Abigail Darwish is a third-year History student at University College London and a Fellow for the Pinsker Centre, a campus-based think tank which facilitates discussion on global affairs and free speech. The views in this article are the author’s own.
Despite hopes earlier this year that tensions would thaw between the US and China, Beijing has seemingly changed course in recent weeks. This new direction—or deterioration—in relations has been a result of the Chinese Communist Party’s (CCP) enactment of the Foreign Relations Law (FRL), which took effect on 1 July. The FRL is a “framework law” — essentially a set of obligations and principles left to the interpretation and implementation of local and regional authorities. It codifies “all aspects” of China’s foreign policy stances, granting them “greater legal backing”, and thereby greater legitimacy. The Law especially focuses on so-called ‘countermeasures’ against any actions that infringe upon the state’s ‘sovereignty’ and ‘security’. The Law has understandably created concern that it is another malign attempt by China to challenge the Liberal International Order (LIO) and breathe life into Xi Jinping’s long-term aspiration for a “China-centric” world order; however, perhaps more pressingly, it has led to returned fears of heightened US-China confrontation, exacerbating already volatile relations.
The FRL comprises six chapters, ranging from the objectives of China’s foreign relations to the strategies of “safeguarding” the development of those relations. Its comprehensiveness in dealing with all aspects of Beijing’s diplomatic positions has led some political analysts to dub it a form of “umbrella legislation”.

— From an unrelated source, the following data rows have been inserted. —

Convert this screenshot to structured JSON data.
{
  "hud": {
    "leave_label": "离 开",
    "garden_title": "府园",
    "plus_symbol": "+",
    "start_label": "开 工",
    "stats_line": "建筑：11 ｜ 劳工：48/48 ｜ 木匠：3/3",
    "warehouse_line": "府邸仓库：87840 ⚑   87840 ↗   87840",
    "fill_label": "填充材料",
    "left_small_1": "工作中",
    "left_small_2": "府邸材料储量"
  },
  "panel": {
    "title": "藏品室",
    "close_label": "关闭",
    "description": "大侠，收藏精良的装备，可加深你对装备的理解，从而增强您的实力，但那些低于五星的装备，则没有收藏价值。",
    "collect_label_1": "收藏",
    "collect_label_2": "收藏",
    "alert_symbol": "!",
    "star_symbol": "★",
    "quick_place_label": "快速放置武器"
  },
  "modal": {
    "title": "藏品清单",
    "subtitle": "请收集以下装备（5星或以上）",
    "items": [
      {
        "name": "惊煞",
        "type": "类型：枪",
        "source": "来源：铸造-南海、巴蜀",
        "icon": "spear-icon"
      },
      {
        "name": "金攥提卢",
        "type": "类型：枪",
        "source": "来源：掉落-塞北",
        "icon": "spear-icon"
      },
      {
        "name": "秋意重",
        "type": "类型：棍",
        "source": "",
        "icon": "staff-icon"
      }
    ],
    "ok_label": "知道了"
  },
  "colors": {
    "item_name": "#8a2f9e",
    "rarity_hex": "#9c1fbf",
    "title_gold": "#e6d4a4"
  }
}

China’s most senior foreign relations official, Wang Yi (Director of the Office of the Foreign Affairs Commission of the Party’s Central Committee) elaborated on the significance of the FRL. Yi stated that the Law will “provide China with a legal basis for exercising legitimate powers against sanctions and interference”—or, as he described it earlier, a “legal toolbox” to prevent foreign powers “bullying” China, and more generally to oppose “hegemonism and power politics, unilateralism [and] protectionism.” Underpinning the need to implement such a law are, according to Yi, the apparent “shortcomings and gaps” in China’s pre-existing legal system concerning its foreign relations—especially in regards to “safeguarding” China’s “national sovereignty, security, and development interests.”
It is worth noting that Beijing has in recent years passed a series of laws focused on similar concerns: Law on Countering Foreign Sanctions (June 2021); the Measures on Blocking Improper Extraterritorial Application of Foreign Laws and Measures (January 2021) and the Provisions on the List of Unreliable Entities (September 2020). As such, the FRL is part and parcel of Beijing’s approach to challenging the status quo in the international arena. However, what makes the FRL more significant is that it is the first time China has codified its “fundamental foreign policy principles and positions” into law since the CCP’s founding in 1949.
Interestingly—or rather, paradoxically—the FRL pledges Beijing’s commitment to the LIO, whilst simultaneously projecting a desire for a world more dominated by China. Article 19 of the FRL states that the CCP will adhere to the “fundamental norms” of international relations and respect the international order, under the “principles” of the United Nations; however, Article 33 stresses China’s “right” to take corresponding countermeasures and restrictive measures” not only against acts that violate international law and norms but those that “endanger China’s sovereignty, security and development interests.” Whilst it does not specify what such transgressions would be, invariably the controversial status of Taiwan is at the forefront of the CCP’s thinking. Questions on the status of Taiwan have been a long-lasting point of tension between the US and China, most recently manifested through the CCP’s anger at the Biden administration approving its tenth arms sale worth, $440 million, to Taiwan. If Beijing enshrines a commitment against the supposed violation of its sovereignty, then the FRL may be a catalyst for worsened US-China tensions on the Taiwan issue.
Beyond threatening the security of its neighbours, the principles of the FRL are also the continuation of China’s undermining of the LIO. Beijing’s stated commitment to the values of the LIO is a useful red herring that it can deploy whenever China is accused of pursuing its actual goal— the subversion of the current world order in favour of a Chinese-led one. Nothing exemplifies this better than China’s pledge to respect the values of the UN, whilst—in the words of a UN Human Rights report—enacting “serious human rights violations” in the Xinjiang province, against its Uighur population. In effect, the FRL should be an alarming reminder to the West that China is indeed its adversary and will continue to challenge the LIO and the values it honours. The West should therefore not be fooled by attempts from the CCP to argue otherwise.